Britain's opposition Conservative Party has chosen Michael Howard as its new leader.

The chairman of the Conservative Party delegation in parliament, Michael Spicer, announced that Mr. Howard had won by acclamation, because no other candidate challenged him.

"There was one valid nomination, that of the right honorable Michael Howard, member of Parliament from Folkestone and Hythe," he said. "Under the rules of the party, I, therefore, declare that Michael Howard is the elected leader of the Conservative Party and of her majesty's opposition."

The Conservatives, known as Tories, are hoping that Mr. Howard can lead an effective challenge against Prime Minister Tony Blair and his Labor Party, which has ruled Britain since 1997. The next general election is expected in 2005.

Mr. Howard is a 62-year-old former home affairs minister. He is identified with the right-wing, Euro-skeptic branch of the Conservatives, which dominated during the rule of former Prime Minister Margaret Thatcher.

But he promises to run the party from the center. One Tory member of parliament, Ian Taylor, told British radio Mr. Howard is making an effort to accommodate Conservatives who want good ties with both Europe and America.

"One of the things Michael has been doing in the last few days is stressing how important it is to rebuild within Europe a more positive view about the American alliance," said Ian Taylor. "I think that is very important, understanding that that can only be done if we are playing a full part within the European Union."

Leaders of Mr. Blair's Labor Party quickly jumped on Mr. Howard's past. Cabinet Minister John Reid charged that Mr.
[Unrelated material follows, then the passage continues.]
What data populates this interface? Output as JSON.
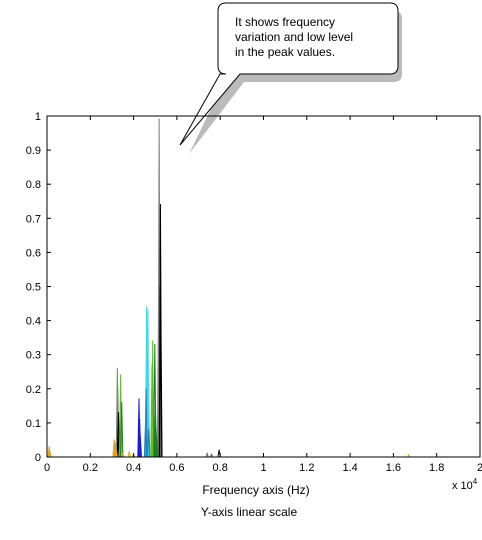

Howard's record shows he is out of touch with ordinary Britons.

"This was the leading advocate, Michael Howard, of the poll tax, the most unfair tax ever brought into this country, and the leading opponent of the minimum wage, one of the most fair things ever done," he said.

Mr. Howard replaces Iain Duncan Smith, who was voted out last week by Conservative lawmakers, worried that he was not making sufficient progress against the Labor Party in public opinion polls, despite Mr. Blair's fall in popularity because of the Iraq war.